I replaced my init system with GNU Shepherd

Why? For fun of course.

How it started

I’ve tried GNU Guix a few times, and I’ve always found it to be a very interesting project. For those who aren’t familiar, Guix is similar to Nix; It is a package manager and operating system (built on top of the package manager). It’s declaratively configured similar to Nix, module based, and offers similar reproducibility that Nix does. However the community is much smaller by comparison for a number of reasons (such as being terminally afraid of freedom and… <clutches pearls> copyleft licenses!).

Despite having returned to another distribution that I’m more comfortable with, I kept thinking about whether or not it would be possible to use Shepherd outside of the Guix distribution. I thought about it more and more, realizing that I’m probably the only person wondering this; so I decided to do it myself.

The process

1: What’s the bare minimum I need?

The first step was identifying what my current init system’s capabilities were; on Void linux, (Runit)[https://smarden.org/runit] is the supported service manager and init system. I started by writing Shepherd services based on the existing services I was using. Services such as NetworkManager, getty on at least 6 tty’s, DBUS, etc.

2: What’s the first thing that happens on boot?

I knew that Runit was starting a set of numbered shell scripts to handle early things like mounting pseudo-filesystems, applying the needed keyboard layout, bringing up the network interfaces, and creating volatile temporary directories; so I started implementing theses scripts on my own.

3: Where does Shepherd come in?

Well, If I just make a shell script called init, place it where it needs to be, and have it execute the early boot scripts; then I can just have it hand over the process to Shepherd with exec.
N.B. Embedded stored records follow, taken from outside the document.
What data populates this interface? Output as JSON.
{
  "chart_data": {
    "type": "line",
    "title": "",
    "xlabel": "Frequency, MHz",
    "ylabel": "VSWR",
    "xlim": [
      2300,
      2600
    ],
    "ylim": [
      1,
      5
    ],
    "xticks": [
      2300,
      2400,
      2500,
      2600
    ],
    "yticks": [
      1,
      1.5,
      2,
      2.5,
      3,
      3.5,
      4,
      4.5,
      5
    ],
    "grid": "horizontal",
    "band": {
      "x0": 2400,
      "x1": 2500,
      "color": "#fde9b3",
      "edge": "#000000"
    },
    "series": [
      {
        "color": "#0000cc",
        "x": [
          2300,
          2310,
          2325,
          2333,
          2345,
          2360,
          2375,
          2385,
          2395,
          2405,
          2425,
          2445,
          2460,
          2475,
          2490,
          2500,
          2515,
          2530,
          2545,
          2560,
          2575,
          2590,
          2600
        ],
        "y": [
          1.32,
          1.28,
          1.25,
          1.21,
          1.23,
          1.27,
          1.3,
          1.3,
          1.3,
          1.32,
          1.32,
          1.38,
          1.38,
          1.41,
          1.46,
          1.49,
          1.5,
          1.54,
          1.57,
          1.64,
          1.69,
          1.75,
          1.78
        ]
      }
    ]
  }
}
4: Putting the rest of puzzle pieces together

The trial and error phase begins; power on my laptop, examine the status of my services, modify the configuration, reboot. Things were very functional in even the first iteration, but I wasn’t really happy with it yet, it needed more polishing. After continuous iteration through the course of about 3 days, and things not only worked well, but I’d even made them look nice as well.

So, what’s it like?

It just works I suppose, it does it’s job. I haven’t ran into any obvious service management problems over the weeks that I’ve been using it. The command line tool herd for interacting with Shepherd is very comfortable as well. It supports the things you would expect; enable/disable, start/stop, reload, but it also has some neat functionality like the doc and graph subcommands. doc allows you to view descriptions of a service and/or it’s actions, and graph outputs data in dot format (usable with programs like GraphViz), so that you can inspect the dependencies of services on your system.

How about the language?

I’ve grown fond of lisp-like languages over the years, and I’ve especially began to like Guile scheme. It may not be the most normal way to configure a service manager, but now that I’ve really given it a proper chance, I see the appeal.

(define dbus
  (service '(dbus dbus-daemon) ;; it can be called by either name listed here
    #:documentation "System IPC Framework" ;; this would show up for 'herd doc dbus'
    #:start (make-forkexec-constructor '("dbus-daemon" "--system" "--nofork"))
    #:stop (make-kill-destructor)
    #:respawn? #t)) ;; It'll be respawned if it dies

(register-services (list dbus))
(start-service dbus)

This is essentially the life-cycle of a service in Shepherd, definition, registration and running. Or you can put all of your services into a list and run them all at once:

(define services
  (list udev
        dbus
        network-manager
        sshd
        elogind
        polkit
        syslog-ng))

;; register them all
(register-services services)

(map start-service services)

Not sold on Shepherd?

Yeah, that’s okay; it’s obvious to even a nerd like myself that it isn’t for everyone. I wrote this all and documented my journey, but not really as a way to convince anyone to use it. I had little to no resources to work with when trying to figure this out. It’s typical of service managers like this to not have documentation about how it might be adapted to a system; instead the typical sentiment is something similar to:

Don’t try to install this on your system! It will break it!

Im sure for many people this is a sensible warning, but for those like myself, it would be nice to have something like this:

Well, if you’re gonna do it anyway, here are some tips/ideas

With all that being said, I wanted to provide something for anyone who follows to have something to reference. I know I would’ve appreciated it. The reference materials I put together are on my github page.